Halifax CBC Radio listeners’ interest concerning the whereabouts of familiar host, Elizabeth Logan, was piqued recently when her co-host, Don Connolly,
interviewed her about her diagnosis of lupus. She shared how the illness has impacted her energy levels and her ability to work the hours she had regularly maintained on Information Morning.

She can be assured that CBC listeners are all rooting for her in the hope that she will find the support she needs in addressing her health and workplace
needs.

In sharing her experience, Elizabeth has brought to the fore a larger, emerging reality. Questions arose for me about the nature of disability in the Nova
Scotia workforce, as well as related support services and employer needs to address the working requirements of employees with disabilities.

On a personal level, three years ago, at the age of 51, I was told that due to a visual impairment, I could no longer drive after 35 years of doing so.
Driving was a requirement of my work, and needless to say, it was also a big piece of my personal freedom.

One can well imagine the personal adjustments required to address such an edict, both for me and for my then employer. It took some time for me to accept that this is a permanent disability and it was going to affect where I’d live and work. This is to say nothing of the emotional adjustment.

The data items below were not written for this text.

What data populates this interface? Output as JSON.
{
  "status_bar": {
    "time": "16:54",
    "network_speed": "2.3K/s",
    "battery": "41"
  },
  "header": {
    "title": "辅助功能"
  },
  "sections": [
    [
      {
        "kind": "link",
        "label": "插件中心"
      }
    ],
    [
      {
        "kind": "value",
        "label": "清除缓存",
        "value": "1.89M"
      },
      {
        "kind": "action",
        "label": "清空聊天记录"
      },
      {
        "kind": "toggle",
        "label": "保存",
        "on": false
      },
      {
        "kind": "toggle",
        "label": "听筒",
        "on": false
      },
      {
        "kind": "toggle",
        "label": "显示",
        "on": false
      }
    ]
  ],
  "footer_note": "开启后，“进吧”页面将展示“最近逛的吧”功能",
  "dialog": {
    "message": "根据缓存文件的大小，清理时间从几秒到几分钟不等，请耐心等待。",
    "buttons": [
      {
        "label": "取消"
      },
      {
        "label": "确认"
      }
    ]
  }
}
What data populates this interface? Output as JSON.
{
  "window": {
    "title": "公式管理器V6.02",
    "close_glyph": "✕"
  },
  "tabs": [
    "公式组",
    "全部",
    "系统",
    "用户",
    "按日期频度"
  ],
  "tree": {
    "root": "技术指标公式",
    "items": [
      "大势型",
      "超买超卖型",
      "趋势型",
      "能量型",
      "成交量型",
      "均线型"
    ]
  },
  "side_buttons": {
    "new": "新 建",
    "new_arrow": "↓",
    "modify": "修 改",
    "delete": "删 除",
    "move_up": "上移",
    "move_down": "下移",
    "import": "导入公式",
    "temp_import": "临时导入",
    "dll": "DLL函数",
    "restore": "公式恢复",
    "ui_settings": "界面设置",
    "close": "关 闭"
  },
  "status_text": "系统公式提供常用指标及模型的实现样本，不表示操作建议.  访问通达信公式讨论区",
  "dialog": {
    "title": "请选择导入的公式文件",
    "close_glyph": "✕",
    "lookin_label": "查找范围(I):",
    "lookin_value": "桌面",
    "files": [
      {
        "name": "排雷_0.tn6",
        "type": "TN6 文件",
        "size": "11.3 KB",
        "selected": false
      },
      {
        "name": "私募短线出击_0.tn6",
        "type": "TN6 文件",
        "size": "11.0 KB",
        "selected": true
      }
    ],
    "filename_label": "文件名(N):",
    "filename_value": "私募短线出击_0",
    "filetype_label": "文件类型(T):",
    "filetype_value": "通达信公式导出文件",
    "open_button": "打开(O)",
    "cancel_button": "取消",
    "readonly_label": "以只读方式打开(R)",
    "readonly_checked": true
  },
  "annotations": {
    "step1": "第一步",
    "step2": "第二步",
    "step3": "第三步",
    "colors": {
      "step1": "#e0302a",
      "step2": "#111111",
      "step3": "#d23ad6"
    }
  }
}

But I’ve also come to realize that thousands of Nova Scotians live this challenging reality every day. I hope Ms. Logan will be able to return to her work
under some kind of an adjusted schedule, but also that her employer will have suitable employee insurance supports and benefits in place to assist her
in this transition.

Such may not be the case for many Nova Scotians who may wake up one morning and find they have a disability that limits their ability to work. In my case, access to efficient and timely public transit came to the fore very quickly! Eventually, I had to also move from a rural community and live in central
Halifax.

With an aging workforce, Nova Scotia’s public understanding of the issue is starting to undergo a seismic shift. Some employers have well-informed employee practices and policies when it comes to supporting persons with disabilities in their workplace, while others are simply unaware.

Further, not all disabilities are visible, nor are they necessarily physical. Types of disability may incorporate individual challenges in functioning,
from hearing, seeing, speech, mobility, agility, and pain to learning, memory, developmental cognitive limitations, and psychological ones.

The degree of severity may limit one’s ability to function on a daily basis (mild, medium and severe). So does whether the disability may have occurred
at birth, was acquired later in life, and/or is episodic. These realities are challenging for individuals, and if they are able to work, they also present
challenges for their employer in creating a supportive and understanding workplace.

If you’re a person with a disability and want to work, what’s the experience like, trying to access employment opportunities in supportive workplaces? The most recent data available in Nova Scotia is the Canadian 2006 Participation and Activity Limitation Survey (PALS). Its findings indicated that there were over 179,000 individuals, 15 years of age and over, reporting some form of disability in Nova Scotia accounting for almost 20 per cent of the population, and the highest rate in Canada.

However, when it comes to the workforce, only 53 per cent of those reporting a disability (ages 15 to 64) were actively participating, compared to the provincial average of 75 per cent.

Further, 27,920 Nova Scotians had reported that their condition limited the amount or kind of work that they could do. In this regard, consider Elizabeth
Logan’s new reality.

But a question arises: How many persons with disabilities in Nova Scotia can work, want to work, but are unemployed due to various barriers, such as possibly lacking appropriate skills, lacking available community-based supports, or facing non-receptive employers?

Estimates for the number of persons with disabilities in Nova Scotia currently able to work, but who have been unable to access various opportunities now range from 7,500 to over 11,000 individuals — this in a province with a serious labour shortage! The lived realities of persons with disabilities who want to work in the Nova Scotia, though related to health and its determinants, goes well beyond an isolated medical treatment model.

With the Department of Labour now estimating that 55,000 jobs will be available in the province over the next five years, largely due to growing retirements, increasing the successful integration of persons with disabilities more fully into the workforce is an important and necessary solution.

Government stakeholders, employers and the disability sector need to work together to facilitate the labour force participation and social inclusion of
working-age adults with a disability. If this cannot be accomplished soon, a great deal of talent in Nova Scotia will go to waste.

Leo J. Deveau is co-ordinator for the Nova Scotia Persons with Disabilities Employability Table.